Posté : lun. sept. 20, 2010 5:08 pm
par Tsumire
Je doute que le titre soit très évocateur.

Qu'entends-je par le point de rupture ?

Disons que c'est l'instant t où l'auteur arrive au bout de ses possibilités "mentales" sur son texte.

Un exemple pour illustrer. Un auteur travaille x années sur un roman, dans un cycle de bêta-lecture ou non, mais avec une volonté d'aller au-bout de lui-même. De se surpasser jusqu'au "point de rupture" où soit il soumet ses écrits à un éditeur, soit il abandonne car de toute façon, il n'arrive plus "moralement" à poursuivre ses corrections.

Quand on atteint ce point de rupture, peu importe le soutien derrière, on peut se sentir incapable de s'améliorer. Une vraie impasse. Est-ce que ce cas s'est déjà présenté pour vous ? Comment l'avez-vous vécu ? Et bien sûr, est-il possible de vaincre (ou disons repousser) ce point de rupture ?

Re: Le point de rupture

Posté : lun. sept. 20, 2010 5:25 pm
par ogechter
Je l'ai eu sur une nouvelle qu'on m'avait commandé. Impossible de se défiler.
1 an de boulot 9 versions, j'ai repris trois fois la 9e version, au final je déteste cette nouvelle. J'envisageais sérieusement de la publier sous pseudo tellement j'avais honte.
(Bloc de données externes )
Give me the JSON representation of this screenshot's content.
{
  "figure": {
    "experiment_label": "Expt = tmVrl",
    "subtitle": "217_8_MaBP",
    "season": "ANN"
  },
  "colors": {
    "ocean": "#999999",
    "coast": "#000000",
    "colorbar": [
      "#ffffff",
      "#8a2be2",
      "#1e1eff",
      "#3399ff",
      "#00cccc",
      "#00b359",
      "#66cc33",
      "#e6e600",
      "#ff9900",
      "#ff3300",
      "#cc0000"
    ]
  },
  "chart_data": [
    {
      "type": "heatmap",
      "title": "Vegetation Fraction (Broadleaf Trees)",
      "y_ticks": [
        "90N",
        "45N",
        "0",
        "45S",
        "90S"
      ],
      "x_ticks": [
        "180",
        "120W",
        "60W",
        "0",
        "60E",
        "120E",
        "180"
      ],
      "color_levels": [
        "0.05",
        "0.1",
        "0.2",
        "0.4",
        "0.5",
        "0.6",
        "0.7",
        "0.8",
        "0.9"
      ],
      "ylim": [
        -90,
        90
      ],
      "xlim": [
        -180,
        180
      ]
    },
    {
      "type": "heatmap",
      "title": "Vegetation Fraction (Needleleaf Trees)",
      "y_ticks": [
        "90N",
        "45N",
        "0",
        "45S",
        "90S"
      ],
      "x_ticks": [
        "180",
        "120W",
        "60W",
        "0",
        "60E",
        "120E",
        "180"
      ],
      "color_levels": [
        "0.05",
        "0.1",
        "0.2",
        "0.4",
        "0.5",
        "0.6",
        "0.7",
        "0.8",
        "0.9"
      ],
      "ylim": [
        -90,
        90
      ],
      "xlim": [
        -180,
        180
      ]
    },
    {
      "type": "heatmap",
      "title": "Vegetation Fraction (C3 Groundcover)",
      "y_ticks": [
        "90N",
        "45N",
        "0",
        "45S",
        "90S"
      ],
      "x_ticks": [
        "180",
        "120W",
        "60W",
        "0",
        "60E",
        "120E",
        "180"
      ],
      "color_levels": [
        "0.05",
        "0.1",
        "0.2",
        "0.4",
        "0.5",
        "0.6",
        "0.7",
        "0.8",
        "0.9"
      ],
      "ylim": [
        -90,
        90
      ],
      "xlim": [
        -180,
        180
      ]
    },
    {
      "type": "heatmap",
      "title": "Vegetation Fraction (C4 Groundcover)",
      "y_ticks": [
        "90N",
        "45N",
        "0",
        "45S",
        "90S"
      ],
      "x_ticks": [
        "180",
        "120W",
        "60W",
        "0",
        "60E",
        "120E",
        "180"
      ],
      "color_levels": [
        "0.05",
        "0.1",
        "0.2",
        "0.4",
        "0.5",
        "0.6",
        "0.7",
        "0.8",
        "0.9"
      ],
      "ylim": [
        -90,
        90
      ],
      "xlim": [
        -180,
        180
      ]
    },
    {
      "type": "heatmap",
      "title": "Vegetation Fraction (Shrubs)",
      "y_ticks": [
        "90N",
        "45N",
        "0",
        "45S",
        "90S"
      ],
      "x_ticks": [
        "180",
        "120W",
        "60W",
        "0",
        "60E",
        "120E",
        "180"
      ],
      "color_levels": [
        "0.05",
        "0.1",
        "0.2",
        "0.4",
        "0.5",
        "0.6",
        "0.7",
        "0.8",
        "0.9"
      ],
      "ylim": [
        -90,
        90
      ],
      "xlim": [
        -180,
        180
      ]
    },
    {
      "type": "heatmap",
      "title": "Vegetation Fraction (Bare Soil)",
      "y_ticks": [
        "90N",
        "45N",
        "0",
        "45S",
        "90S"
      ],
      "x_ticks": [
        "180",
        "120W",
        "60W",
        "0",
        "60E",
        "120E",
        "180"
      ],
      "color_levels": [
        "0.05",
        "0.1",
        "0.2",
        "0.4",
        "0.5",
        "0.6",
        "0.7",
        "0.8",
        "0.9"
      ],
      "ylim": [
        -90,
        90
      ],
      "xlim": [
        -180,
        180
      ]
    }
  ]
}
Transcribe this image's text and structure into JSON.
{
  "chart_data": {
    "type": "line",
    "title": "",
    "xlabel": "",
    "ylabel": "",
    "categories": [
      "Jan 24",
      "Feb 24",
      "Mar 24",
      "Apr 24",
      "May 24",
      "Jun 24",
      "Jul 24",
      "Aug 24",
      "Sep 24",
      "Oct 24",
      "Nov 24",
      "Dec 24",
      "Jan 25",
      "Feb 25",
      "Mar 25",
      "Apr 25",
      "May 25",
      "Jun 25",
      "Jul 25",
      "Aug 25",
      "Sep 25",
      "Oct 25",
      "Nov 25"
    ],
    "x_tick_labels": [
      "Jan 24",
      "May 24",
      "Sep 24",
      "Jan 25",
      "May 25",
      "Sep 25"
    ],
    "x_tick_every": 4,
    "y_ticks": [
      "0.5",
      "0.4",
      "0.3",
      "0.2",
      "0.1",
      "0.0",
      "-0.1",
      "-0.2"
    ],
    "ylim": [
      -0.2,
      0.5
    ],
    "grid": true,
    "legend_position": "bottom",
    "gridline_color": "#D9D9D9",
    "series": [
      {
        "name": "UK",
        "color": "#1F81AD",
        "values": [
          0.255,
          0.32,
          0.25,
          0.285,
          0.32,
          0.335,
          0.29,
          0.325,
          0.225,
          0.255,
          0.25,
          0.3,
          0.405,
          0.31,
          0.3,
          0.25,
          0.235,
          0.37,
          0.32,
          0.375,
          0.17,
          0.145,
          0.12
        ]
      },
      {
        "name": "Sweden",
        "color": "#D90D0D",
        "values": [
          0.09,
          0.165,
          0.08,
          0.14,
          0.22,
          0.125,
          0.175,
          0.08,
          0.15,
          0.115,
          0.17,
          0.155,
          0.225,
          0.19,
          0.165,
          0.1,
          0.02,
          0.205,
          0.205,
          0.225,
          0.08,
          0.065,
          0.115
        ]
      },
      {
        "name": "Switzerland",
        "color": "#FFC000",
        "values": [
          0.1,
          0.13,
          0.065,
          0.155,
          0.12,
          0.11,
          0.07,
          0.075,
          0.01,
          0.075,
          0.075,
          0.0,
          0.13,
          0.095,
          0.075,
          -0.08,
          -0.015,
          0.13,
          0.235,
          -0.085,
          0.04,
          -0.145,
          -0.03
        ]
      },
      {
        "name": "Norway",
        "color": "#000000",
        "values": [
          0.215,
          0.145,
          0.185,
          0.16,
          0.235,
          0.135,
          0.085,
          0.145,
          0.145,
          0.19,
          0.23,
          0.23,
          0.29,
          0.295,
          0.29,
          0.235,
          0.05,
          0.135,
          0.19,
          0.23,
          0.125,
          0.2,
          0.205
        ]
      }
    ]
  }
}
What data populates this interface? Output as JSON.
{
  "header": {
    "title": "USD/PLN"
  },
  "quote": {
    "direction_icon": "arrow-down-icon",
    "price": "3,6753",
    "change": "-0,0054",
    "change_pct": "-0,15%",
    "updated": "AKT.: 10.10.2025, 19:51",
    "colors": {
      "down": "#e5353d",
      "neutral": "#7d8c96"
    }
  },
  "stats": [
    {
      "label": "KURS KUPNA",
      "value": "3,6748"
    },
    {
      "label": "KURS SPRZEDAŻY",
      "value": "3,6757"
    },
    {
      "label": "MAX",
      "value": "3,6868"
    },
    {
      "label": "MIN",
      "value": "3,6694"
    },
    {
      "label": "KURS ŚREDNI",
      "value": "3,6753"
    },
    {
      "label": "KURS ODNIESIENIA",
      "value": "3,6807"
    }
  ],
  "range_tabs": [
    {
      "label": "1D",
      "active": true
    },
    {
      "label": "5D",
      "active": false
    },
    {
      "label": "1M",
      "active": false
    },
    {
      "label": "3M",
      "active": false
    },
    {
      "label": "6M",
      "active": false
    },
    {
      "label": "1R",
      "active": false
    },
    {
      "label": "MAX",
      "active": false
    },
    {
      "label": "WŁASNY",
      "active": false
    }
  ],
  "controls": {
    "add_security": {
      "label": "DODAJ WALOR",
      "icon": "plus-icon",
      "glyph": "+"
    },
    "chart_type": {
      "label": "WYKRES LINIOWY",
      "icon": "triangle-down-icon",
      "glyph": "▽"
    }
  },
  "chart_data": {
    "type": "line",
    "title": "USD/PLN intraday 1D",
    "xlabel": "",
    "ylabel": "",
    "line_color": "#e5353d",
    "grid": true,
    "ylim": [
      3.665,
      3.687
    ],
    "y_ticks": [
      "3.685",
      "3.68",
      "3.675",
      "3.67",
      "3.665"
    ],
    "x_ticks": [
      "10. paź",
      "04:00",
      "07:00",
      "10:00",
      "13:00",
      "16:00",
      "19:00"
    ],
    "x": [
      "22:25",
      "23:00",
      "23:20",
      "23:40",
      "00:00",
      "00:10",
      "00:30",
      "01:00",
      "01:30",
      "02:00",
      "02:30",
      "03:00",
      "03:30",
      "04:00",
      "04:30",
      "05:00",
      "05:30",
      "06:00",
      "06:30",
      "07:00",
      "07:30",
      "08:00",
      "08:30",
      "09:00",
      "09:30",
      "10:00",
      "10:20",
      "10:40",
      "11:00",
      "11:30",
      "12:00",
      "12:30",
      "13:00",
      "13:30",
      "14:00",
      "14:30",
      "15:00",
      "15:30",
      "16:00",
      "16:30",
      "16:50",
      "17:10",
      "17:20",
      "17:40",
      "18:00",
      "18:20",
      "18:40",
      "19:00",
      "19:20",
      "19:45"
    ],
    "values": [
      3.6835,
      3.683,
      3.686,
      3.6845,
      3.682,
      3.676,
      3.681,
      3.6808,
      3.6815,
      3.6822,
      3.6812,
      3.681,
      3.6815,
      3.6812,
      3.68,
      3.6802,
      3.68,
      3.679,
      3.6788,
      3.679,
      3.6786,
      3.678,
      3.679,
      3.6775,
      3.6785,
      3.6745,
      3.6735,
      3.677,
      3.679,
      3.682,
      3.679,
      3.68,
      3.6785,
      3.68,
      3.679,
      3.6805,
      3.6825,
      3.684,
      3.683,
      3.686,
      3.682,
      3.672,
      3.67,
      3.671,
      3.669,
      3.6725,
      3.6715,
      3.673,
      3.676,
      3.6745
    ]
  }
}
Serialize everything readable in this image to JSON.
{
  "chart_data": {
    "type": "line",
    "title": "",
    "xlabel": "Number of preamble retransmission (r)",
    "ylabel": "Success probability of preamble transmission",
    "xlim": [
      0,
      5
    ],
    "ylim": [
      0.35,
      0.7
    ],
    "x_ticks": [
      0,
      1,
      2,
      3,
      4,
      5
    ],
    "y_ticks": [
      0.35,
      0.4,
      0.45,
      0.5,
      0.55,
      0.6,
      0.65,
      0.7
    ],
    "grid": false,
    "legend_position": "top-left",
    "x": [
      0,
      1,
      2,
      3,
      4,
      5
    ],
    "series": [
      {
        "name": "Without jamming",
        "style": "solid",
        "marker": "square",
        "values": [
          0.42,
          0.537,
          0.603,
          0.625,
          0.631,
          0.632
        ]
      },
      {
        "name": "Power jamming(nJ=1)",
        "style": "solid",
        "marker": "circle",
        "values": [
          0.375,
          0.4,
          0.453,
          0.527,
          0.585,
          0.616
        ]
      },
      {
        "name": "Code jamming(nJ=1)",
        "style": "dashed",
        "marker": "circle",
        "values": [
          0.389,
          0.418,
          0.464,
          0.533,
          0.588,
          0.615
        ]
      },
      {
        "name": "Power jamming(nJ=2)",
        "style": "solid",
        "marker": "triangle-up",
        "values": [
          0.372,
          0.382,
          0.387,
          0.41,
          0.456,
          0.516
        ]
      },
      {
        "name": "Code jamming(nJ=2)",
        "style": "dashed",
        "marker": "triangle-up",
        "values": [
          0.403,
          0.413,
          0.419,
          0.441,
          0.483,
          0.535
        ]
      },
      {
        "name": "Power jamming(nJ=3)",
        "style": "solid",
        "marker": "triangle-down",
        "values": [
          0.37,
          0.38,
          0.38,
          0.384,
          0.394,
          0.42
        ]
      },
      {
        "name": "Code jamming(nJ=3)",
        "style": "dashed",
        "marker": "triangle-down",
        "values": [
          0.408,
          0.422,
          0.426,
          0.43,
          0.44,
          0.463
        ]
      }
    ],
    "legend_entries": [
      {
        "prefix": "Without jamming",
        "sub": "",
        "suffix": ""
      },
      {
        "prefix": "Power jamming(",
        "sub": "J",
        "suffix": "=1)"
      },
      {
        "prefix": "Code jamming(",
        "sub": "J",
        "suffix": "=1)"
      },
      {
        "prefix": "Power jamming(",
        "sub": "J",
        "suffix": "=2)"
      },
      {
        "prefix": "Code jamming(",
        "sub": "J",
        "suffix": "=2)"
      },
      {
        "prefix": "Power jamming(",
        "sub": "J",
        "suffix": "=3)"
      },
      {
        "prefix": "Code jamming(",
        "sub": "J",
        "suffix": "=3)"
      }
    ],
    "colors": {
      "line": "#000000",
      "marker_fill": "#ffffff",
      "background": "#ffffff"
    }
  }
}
Mais il a fallu la rendre quand même à la date butoir, ce que j'ai fais. L'anthologiste m'a dit "non c'est exactement ce que je voulais", ce qui m'a laissé soupçonné un problème de cécité caché, ne pouvant croire au mauvais goût. Puis quelques mois plus tard, c'est l'éditrice qui m'envoie mes corrections. Juste avant, elle avait dit "que quelques textes de la sélection lui avaient posé des problèmes". Je m'étais dis "c'est moi ça..." et je m'attendais, résigné, à devoir reprendre tout à zéro (j'avais même attaqué une 10e version...). Et, surprise, il n'y avait que 5 ou 6 remarques mineures.
J'ai donc demandé à l'éditrice ce qu'elle avait vraiment pensé de mon texte et la réponse a été "j'ai pris plaisir à lire ce texte".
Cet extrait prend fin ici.